Q: Why do Georgia Courts have oversight of my child’s injury settlement? I’m a good parent.

A: The Court’s oversight of a child injury settlement has very little to do with a family’s financial circumstances, the “quality” of parenting, or, really, anything specific to the kid or parents. Why? Georgia law cannot distinguish between rich and poor or “good” and “bad” parents. The must treat everyone as equals. Of course, many Judges give more freedom to parents with a proven track record of good decisions and financial stability. But, generally, everyone follows the same rules with respect to how a child’s money must be protected. Said another way, the legal system seeks to ensure that parents and other family members do not spend the money on things that do not directly benefit the child. Of course, our child injury firm seeks to secure as much freedom for our clients to make choices for the child’s money. We have a had great success in crafting financial plans which benefit the child, while allowing his parents to have ready access to cash, to be used for their kid’s benefit.

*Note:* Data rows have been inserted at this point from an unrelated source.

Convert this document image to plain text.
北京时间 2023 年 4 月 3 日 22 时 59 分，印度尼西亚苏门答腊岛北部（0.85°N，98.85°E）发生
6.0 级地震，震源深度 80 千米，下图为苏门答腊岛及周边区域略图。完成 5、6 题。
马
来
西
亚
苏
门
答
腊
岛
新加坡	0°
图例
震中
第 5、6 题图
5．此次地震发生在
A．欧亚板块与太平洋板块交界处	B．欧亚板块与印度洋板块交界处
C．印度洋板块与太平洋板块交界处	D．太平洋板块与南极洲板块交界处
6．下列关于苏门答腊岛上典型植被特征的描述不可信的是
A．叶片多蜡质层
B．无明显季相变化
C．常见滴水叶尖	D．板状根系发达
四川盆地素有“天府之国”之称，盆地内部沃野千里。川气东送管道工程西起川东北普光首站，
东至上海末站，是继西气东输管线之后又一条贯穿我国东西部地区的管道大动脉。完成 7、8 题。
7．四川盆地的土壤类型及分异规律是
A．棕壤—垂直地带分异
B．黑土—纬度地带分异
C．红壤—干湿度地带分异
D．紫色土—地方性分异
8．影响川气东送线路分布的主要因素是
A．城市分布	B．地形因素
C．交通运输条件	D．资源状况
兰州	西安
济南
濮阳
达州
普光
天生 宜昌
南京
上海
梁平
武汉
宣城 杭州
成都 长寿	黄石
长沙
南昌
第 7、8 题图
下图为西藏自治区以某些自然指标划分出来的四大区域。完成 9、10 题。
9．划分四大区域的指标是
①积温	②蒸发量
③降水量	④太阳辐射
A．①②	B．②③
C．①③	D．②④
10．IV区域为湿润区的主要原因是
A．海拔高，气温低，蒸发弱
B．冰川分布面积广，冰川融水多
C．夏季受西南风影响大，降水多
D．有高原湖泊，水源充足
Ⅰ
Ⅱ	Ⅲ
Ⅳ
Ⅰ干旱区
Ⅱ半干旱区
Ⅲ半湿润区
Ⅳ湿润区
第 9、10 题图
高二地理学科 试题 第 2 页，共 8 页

Q: What if my child’s injury settlement is small? Do Georgia Courts make exceptions for oversight of small amounts of money?

A: Yes. Generally, if the gross settlement of the child’s injury case is less than $15,000.00, Court approval is not necessary. The parents are free to settle the case and manage the money without Court oversight. If the gross settlement is over $15,000.00, but after deducting attorney’s fees and case expenses, the child actually receives less than $15,000.00, Court approval is still needed—but, the parent does not need to be appointed as the child’s Conservator. If the gross settlement exceeds $15,000.00 and the child will receive more than $15,000.00 after attorney’s fees and case expenses are deducted, Court approval is needed and a parent or other guardian of the child must be appointed as the child’s Conservator. O.C.G.A. § 29-3-3 addresses these questions in more detail.

Q: If my child is injured at a daycare in Atlanta can my child receive money for her injuries?

A: Yes, if the daycare owners, workers, and employees were negligent or reckless in their conduct, leading to injury to the child. A simple example should help illustrate the point. Scenario 1 – a 5 year old child is running on the playground, falls, and breaks his arm. Is there negligent conduct by the daycare? Probably not. Five year olds run and, sometimes, they fall. Scenario 2 – A five year old is playing on the playground when another child, known to be aggressive toward other kids, pushes him down, resulting in a broken arm. Is there negligent conduct by the daycare? Probably. If the daycare employees failed to address the “bully” and/or otherwise safeguard the other children, that conduct is likely not appropriate and would give rise to an injury claim.